Field Sparrow - description, habitat, interesting facts

Field sparrows are ranked as a sparrow family, respectively. They belong to the closest relatives of house birds. But by their natural features are not so dependent on people, preferring to avoid them. You can meet field representatives of the group on the outskirts of the city, as well as in sparsely populated areas or completely abandoned areas. It is important for them that nearby there are cereal crops, as well as gardens or vineyards. By their natural features, individuals prefer to live in a bright area, steppes and among shrubs.

 Field sparrow


  1. Bird on the body does not have large dimensions. In length it grows up to a maximum of 16 cm with a body weight of 30 grams. (maximum value). If we compare this species of sparrows with house birds, we can say the following. They are not tied to human activity, and therefore may exist in uninhabited territories.
  2. Individuals of male and female sex are pigmented in identical tones.Regardless of the season of the year, this coloring will be modified only to a small extent. The upper part of the head is pigmented with chestnut. The cheeks and upper feathers on the wings are whitish. There is a distinct black spot on the cheeks.
  3. In the area behind the neck there is a so-called white necklace. It may be intermittent, with a chestnut tint. The neck is famous for having a black mark that does not descend onto the rib cage. The upper part of the body is painted red with brown, on the pink there are oblong stripes.
  4. The area above the tail is ocher with a light brown tone. The lower part of the body is whitish, there are patches of ocher hue. The same color comes on the sides of the calf. The wings are brownish, dark, with a characteristic light brown plum. On bends of wings there is a whitish mark. The tail is brown-brown, its edges are painted ocher. The beak is pigmented with black, brown iris, beige-pink paws.
  5. Young in their coloring is quite faded. He has no black feathers, instead there are brown-gray shades. The bill is also brown, the edges are yellowish, as well as the corners of the mouth.Field representatives differ from house sparrows in that the top of the head has a chestnut color. The individuals have black spots on the cheeks, and there is no difference in gender.
  6. From other representatives of the sparrow family, for example, individuals with black brisket, the field sparrow is distinguished by a bright back. These birds have a unique feature to look harmonious with their miniature size and short tail.
  7. As for the voice of these feathered relatives, their exclamations are somewhat similar to the voice of house sparrows. But it is sharper and more sonorous, there is no softness. If you briefly try to convey the cries, then they sound like a “cop,” “chip,” “tsvi.” These sounds can be alternated or pronounced separately.
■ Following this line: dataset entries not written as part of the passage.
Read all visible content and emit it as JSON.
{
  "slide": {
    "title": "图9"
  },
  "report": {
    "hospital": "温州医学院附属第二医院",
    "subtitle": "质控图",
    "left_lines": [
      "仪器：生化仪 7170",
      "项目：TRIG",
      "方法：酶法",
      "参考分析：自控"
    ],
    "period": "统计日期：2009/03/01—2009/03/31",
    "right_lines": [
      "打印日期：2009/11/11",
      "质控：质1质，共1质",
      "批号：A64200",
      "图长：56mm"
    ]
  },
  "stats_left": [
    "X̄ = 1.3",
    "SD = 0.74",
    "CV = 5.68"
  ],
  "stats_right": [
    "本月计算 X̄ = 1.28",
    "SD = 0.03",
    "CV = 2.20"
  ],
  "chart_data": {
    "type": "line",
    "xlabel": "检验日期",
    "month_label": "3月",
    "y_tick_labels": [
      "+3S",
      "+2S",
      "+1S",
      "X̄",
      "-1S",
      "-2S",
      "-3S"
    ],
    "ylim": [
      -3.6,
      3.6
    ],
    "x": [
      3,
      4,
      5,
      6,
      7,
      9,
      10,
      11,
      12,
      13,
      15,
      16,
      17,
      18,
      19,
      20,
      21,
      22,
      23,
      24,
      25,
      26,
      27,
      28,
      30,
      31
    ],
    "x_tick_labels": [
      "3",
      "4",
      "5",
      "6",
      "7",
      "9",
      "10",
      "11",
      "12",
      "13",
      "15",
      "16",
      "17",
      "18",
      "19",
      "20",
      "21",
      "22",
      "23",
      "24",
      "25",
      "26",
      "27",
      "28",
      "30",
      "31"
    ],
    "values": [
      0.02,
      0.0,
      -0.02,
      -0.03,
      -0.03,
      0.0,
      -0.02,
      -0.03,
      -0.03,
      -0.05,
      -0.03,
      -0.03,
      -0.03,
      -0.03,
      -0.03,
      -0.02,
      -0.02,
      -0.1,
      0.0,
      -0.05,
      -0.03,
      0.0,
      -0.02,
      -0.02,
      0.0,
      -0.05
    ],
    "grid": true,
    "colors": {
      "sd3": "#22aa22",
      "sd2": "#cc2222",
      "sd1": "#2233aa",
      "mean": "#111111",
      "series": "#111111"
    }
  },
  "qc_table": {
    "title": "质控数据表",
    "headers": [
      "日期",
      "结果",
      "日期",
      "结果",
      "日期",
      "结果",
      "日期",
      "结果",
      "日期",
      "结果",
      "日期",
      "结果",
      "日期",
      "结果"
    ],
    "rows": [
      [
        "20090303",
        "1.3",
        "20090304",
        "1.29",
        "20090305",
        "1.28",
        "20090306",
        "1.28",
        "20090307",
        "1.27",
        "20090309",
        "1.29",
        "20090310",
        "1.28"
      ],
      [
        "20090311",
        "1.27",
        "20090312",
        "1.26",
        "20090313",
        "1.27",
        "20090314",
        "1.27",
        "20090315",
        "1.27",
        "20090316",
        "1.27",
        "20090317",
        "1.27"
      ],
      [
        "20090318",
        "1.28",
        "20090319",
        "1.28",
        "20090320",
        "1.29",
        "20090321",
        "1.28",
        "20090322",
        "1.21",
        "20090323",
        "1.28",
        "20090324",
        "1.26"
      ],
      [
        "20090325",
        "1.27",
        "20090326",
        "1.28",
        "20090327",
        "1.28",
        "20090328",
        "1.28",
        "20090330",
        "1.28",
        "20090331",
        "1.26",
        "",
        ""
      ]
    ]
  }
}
  1. Individuals are more common in the territory of our country. They live everywhere, but rarely occur in the Arctic zone. They are closer to the subarctic. As for the choice of landscape, then live from the taiga to the highlands. They are found in arid steppes and deserts.
  2. Quickly adapt to different climatic conditions.According to its natural number, field sparrows are larger than brownies. But this is due to the vast area in which these birds prefer to settle.
  3. Considering the accumulation of birds in cities, we can say that they live exclusively on the outskirts. They do not come close to high-rise buildings, they are not found in parks and squares.


 Sparrow lifestyle

  1. Birds are sedentary, they do not like to wander from one place to another. Only populations living in the far north can go to other warm places for the winter period. These birds live in couples, do not form colonies during nesting, they keep apart.
  2. Abandoned stone buildings or hollows, as well as mink and former nests of storks are chosen as the location for housing construction. Under the nest refers to a rounded ball, collected from blades of grass, wool, feathers. If they live in the steppe, then at the construction of nests crowns of trees and bushes are used.
  3. In laying, there can be a maximum of 7 whitish-colored eggs. At the same time there is a pattern and blotches. Vidis are engaged in both partners in turn. Often, such manipulations last no more than 2 weeks. Also, new offspring parents feed up together.
  4. This can last up to 20 days until the chicks grow up. It is worth noting that for the season, adults are able to bring 2-3 offspring. As for the diet, it is similar to the house sparrow.
  5. The considered individuals prefer to eat fruits, seeds, grains, insects, mosquitoes. The diet of such birds is quite diverse. They can easily find food, regardless of the season.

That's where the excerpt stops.